A Look Inside
Taking this NAS apart completely is not hard, you just need to take some photos or, even better, shoot a video to remember which screw goes where. Please note that installing a SO-DIMM memory stick or NVMe drives means removing the lid of the chassis, which only takes a Phillips screwdriver for the screws on the rear.
A view at the chassis. I didn't bother removing the front PCB and board that holds the LCD screen.
This is the board with the front USB 3.0 port, LED indicators, and power and copy buttons.
The LCD board uses a Weltrend controller.
The mainboard is small, with the CPU heatsink covering a significant portion of it.
A 4 GB SO-DIMM memory stick clocked at 2400 MHz occupies the RAM slot that is not easily accessible.

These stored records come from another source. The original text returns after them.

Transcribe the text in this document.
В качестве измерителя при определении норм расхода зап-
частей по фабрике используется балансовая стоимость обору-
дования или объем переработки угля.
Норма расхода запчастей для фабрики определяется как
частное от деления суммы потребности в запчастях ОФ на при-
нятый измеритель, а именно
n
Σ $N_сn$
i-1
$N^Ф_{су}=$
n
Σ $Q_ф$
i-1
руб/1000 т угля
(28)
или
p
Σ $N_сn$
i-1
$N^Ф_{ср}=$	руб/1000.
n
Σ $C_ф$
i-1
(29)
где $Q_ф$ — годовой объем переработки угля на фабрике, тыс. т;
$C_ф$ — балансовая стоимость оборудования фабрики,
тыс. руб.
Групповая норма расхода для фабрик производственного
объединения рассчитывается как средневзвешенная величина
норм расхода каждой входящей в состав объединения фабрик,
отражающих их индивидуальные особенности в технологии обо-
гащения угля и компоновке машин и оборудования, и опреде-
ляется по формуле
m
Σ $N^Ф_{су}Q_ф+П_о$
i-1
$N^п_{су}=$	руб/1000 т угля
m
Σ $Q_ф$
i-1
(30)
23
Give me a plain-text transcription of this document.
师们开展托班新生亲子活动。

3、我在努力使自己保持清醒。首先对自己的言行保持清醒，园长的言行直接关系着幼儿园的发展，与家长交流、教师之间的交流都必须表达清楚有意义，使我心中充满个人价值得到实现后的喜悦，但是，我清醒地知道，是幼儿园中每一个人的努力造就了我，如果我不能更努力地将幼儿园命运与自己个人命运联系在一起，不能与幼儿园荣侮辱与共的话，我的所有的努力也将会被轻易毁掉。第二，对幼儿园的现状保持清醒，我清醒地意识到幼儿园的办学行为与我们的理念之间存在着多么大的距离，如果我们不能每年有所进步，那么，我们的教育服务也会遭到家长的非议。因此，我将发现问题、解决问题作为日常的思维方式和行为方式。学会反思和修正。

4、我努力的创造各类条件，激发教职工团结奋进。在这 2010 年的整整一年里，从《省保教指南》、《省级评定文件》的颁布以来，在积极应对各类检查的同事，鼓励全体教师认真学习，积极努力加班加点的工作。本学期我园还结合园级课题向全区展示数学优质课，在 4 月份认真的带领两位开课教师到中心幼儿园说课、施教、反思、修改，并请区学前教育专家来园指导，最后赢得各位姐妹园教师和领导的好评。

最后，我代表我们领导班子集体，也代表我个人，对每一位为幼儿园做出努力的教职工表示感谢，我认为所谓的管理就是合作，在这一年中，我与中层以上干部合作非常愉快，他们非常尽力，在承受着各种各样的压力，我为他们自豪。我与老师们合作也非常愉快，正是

The empty RAM slot is on the back of the board.
The Intel
Celeron J4125 (Gemini Lake) quad-core CPU is considerably faster than its Apollo Lake predecessor. With a TDP of only 10 W, it doesn't need active cooling.
The IC that handles system monitoring and fan control is an ITE IT8625E.
The mainboard's power phases which handle the CPU and RAM slots.
A pair of
Realtek RTL8125B 2.5 Gbit controllers handle both Ethernet ports. On top of these is an
Asmedia ASM2806 PCIe bridge controller.
An ASMedia ASM1464 handles the mainboard's USB 3.0 ports.
Two Macronix serial flash memory modules.
The board's eMMC is a Samsung KLM8G1GETF with a capacity of 8 GB.
The mainboard's battery that keeps the BIOS settings intact.
There is no free PCIe slot on the mainboard because one is occupied by the SATA expansion card, while the other is used by the board that hosts both optional NVMe drives.
There is an ASMedia ASM1061 controller on the SATA expansion card. Since this card only takes power from the PCIe slot, some polymer caps are used to deal with transient loads. Their capacity is low, but HDDs are not as demanding as other parts (e.g., CPUs or GPUs).
Y.S Tech makes the cooling fan, and its model number is FD121225HB. It uses a double-ball bearing, so it will easily cope with high operating temperatures.